L’idée a même été intégrée dès la conception de la prochaine plateforme électrique du groupe. Le déploiement dépendra toutefois de la réponse des consommateurs, qui variera sans doute selon les marchés. En Europe, où les infrastructures de recharge sont plus denses et les politiques environnementales plus strictes, la décision sera prise avec prudence.

Une bonne option pour les Canadiens ?
En revanche, aux États-Unis et au Canada, où les besoins de mobilité diffèrent, le potentiel semble beaucoup plus marqué.

Dans un pays comme le Canada, où les distances sont longues et les hivers rigoureux, un VÉ à prolongateur d’autonomie pourrait représenter un compromis idéal. Le succès de la défunte Chevrolet Volt en est un exemple. Malgré les progrès réalisés dans le déploiement des bornes de recharge, le froid continue de réduire l’autonomie des batteries, un facteur qui décourage encore plusieurs acheteurs.

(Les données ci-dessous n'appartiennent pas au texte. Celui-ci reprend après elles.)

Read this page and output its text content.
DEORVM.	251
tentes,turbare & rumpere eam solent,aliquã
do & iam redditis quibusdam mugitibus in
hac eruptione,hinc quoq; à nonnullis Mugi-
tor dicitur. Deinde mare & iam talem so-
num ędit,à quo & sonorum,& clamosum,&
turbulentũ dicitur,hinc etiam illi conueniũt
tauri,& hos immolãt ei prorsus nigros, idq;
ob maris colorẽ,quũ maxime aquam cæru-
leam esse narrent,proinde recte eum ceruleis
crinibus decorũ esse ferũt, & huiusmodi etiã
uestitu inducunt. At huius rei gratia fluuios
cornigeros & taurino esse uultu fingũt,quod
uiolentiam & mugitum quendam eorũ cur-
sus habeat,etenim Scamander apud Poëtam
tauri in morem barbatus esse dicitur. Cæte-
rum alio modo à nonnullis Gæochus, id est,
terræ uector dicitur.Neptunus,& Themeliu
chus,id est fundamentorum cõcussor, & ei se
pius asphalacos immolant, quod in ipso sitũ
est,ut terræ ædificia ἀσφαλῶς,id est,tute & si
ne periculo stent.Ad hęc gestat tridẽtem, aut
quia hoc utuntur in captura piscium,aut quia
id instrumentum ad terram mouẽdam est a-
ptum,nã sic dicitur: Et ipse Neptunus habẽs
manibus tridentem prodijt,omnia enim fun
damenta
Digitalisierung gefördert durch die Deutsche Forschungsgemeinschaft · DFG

Un système hybride de ce type permettrait donc d’offrir la flexibilité d’un véhicule électrique sans craindre les pertes d’autonomie ni les arrêts fréquents pour recharger. Ce serait aussi une solution adaptée aux réalités régionales : les provinces de l’Ouest et de l’Atlantique, par exemple, disposent encore de corridors de recharge moins fournis que ceux de l’Ontario ou du Québec.

Autre avantage non négligeable : le coût. Une batterie plus petite combinée à un générateur pourrait réduire sensiblement le prix d’un véhicule électrique, le rendant plus accessible à un public encore réticent face aux tarifs souvent supérieurs des modèles 100 % électriques.

Volkswagen présentera les détails de cette stratégie dans son prochain plan d’investissement, attendu au début de 2026. D’ici là, l’idée même d’introduire un prolongateur d’autonomie dans la gamme électrique du constructeur illustre bien l’évolution d’un marché en pleine mutation. Plutôt que de forcer une transition brutale, le groupe allemand semble vouloir offrir une réponse plus nuancée aux besoins concrets des consommateurs.